Transferring control of the ditch to the city from FDOT was proposed at the last Maitland City Council meeting Dec. 10, but tabled and is to be up for vote again Jan. 14. Councilman Jeff Flowers said having Maitland take ownership of the ditch is for the betterment of all the city’s water systems, as it serves as gateway for the flow of water into nearby lakes. As it stands, he said, pollutants trapped in the ditch are being carried downstream into the city’s other bodies of water.
“Nothing has happened to this ditch, and those nutrients have continued to flow into our entire Maitland lakes system for all these years … We need to take control of our destiny now and take control of this ditch,” Flowers said.

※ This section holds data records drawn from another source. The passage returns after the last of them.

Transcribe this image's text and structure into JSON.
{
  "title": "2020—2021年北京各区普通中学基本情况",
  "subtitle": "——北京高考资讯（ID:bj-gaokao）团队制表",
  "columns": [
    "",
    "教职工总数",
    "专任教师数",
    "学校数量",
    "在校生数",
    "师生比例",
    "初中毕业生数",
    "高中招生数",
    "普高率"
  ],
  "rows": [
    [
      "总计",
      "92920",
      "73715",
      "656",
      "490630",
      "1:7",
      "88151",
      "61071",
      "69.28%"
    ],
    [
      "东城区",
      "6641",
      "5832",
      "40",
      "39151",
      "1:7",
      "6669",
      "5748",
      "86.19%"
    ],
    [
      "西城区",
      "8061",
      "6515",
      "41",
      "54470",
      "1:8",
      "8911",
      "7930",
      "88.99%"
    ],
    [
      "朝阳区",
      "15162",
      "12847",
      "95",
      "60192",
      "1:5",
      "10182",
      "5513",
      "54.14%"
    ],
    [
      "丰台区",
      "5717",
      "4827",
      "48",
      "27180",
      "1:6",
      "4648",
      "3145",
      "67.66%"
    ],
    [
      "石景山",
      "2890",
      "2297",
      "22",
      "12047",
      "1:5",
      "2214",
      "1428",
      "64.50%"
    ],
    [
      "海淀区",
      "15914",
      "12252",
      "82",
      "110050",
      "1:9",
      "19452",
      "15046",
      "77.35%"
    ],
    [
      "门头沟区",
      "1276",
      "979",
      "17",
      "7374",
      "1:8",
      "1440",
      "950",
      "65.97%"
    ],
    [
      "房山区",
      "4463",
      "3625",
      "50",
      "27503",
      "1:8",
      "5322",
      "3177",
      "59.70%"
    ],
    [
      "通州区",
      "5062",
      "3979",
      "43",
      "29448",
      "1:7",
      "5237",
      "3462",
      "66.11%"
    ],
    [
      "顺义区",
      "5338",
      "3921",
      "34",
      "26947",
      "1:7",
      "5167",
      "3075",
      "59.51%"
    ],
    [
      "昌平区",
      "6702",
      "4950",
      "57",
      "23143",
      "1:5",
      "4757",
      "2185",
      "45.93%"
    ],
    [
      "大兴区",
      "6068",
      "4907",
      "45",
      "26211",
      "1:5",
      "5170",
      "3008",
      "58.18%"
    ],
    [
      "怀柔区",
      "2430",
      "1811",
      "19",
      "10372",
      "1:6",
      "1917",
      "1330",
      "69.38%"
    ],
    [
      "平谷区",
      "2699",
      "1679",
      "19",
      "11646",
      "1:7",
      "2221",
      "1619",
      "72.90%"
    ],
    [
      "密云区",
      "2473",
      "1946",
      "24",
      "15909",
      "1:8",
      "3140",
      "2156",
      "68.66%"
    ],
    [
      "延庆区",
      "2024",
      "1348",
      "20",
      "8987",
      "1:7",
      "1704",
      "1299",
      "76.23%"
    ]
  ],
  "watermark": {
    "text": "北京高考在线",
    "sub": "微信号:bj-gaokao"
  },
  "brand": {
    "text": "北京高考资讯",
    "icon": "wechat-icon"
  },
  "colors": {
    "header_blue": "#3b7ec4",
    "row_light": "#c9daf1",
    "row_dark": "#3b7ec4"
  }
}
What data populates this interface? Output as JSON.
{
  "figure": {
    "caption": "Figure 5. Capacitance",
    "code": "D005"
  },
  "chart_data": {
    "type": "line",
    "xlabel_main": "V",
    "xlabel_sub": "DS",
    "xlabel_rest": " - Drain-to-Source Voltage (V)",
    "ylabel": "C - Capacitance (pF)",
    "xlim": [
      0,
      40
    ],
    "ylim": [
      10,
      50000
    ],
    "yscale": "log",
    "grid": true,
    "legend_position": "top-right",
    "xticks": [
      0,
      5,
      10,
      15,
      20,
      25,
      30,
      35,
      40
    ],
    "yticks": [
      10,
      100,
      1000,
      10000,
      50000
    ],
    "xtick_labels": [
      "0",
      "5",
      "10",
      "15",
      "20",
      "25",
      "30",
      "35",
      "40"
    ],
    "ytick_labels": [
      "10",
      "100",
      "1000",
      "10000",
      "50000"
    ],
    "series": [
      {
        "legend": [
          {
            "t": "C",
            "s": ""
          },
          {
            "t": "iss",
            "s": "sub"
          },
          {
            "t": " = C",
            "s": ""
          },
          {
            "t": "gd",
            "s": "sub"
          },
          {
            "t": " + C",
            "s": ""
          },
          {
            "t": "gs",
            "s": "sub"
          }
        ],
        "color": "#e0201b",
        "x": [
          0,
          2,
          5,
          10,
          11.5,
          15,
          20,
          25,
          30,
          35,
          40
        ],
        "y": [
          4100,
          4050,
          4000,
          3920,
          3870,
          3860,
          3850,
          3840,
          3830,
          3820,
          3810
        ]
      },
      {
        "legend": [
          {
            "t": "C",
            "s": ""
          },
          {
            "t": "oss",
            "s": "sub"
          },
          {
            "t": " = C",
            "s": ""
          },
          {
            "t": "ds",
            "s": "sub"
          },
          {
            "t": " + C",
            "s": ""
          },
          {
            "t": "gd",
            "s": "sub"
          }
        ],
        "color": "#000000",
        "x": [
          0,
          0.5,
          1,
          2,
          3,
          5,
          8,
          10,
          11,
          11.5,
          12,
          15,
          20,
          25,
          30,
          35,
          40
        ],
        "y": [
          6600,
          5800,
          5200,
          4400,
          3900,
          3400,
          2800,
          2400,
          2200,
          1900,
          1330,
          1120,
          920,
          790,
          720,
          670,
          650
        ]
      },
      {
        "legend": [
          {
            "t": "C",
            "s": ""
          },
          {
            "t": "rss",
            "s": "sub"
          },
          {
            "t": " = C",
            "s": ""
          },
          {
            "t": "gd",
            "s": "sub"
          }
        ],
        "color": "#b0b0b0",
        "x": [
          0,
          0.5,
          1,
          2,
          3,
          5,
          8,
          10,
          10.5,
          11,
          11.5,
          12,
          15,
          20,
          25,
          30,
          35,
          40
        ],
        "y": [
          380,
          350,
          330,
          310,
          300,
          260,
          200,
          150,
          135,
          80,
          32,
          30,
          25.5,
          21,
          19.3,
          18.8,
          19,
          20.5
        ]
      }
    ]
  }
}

Having city control over the ditch, Williams agreed, would allow the Public Works Department to actively pursue grants to help fund the ditch’s maintenance. She said the city has previously sought grants to clean it, worth $350,000 to $400,000, but were denied on the grounds that Maitland didn’t own it or have signed consent from FDOT for the projects. Proposed construction plans to clean up the ditch, she said, have already been drawn with the total cost estimated at $750,000.
Mayor Howard Schieferdecker proposed tabling the item at the December Council meeting to give the city time to work out the best possible deal in securing the transfer of ownership. He issued concerns of taking control of the neglected ditch only to have the state turn around and demand it be cleaned and maintained to proper levels immediately. That’s a cost, he said, the city is likely not able to budget for right now.
“They have done nothing, but they can require us to do a whole bunch,” Schieferdecker said.
Public Works Director Rick Lemke said the city has worked to alter the proposed transfer agreement with FDOT to address standards for the ditch to be held to once the transfer occurs.
“We don’t want to assume responsibility for the ditch and then have the state come back and say we have to have it in pristine condition when it’s never been that way,” he said.
Upkeep of the functionality of the ditch, Lemke said, is the main concern of FDOT. And the ditch currently does its job in transferring stormwater from one place to another. The new transfer agreement, to be presented Jan. 14, he said, will address both up keep and functionality that would need to be maintained following the transfer.
Also in the works regarding the ditch, Lemke said, is an agreement with developer Dan Bellows over liability and responsibility for it once under city control, as it falls in the Gem Lakes Apartment land he is looking to develop. He said the city will draft and finalize the language of that agreement if and when the transfer is finalized.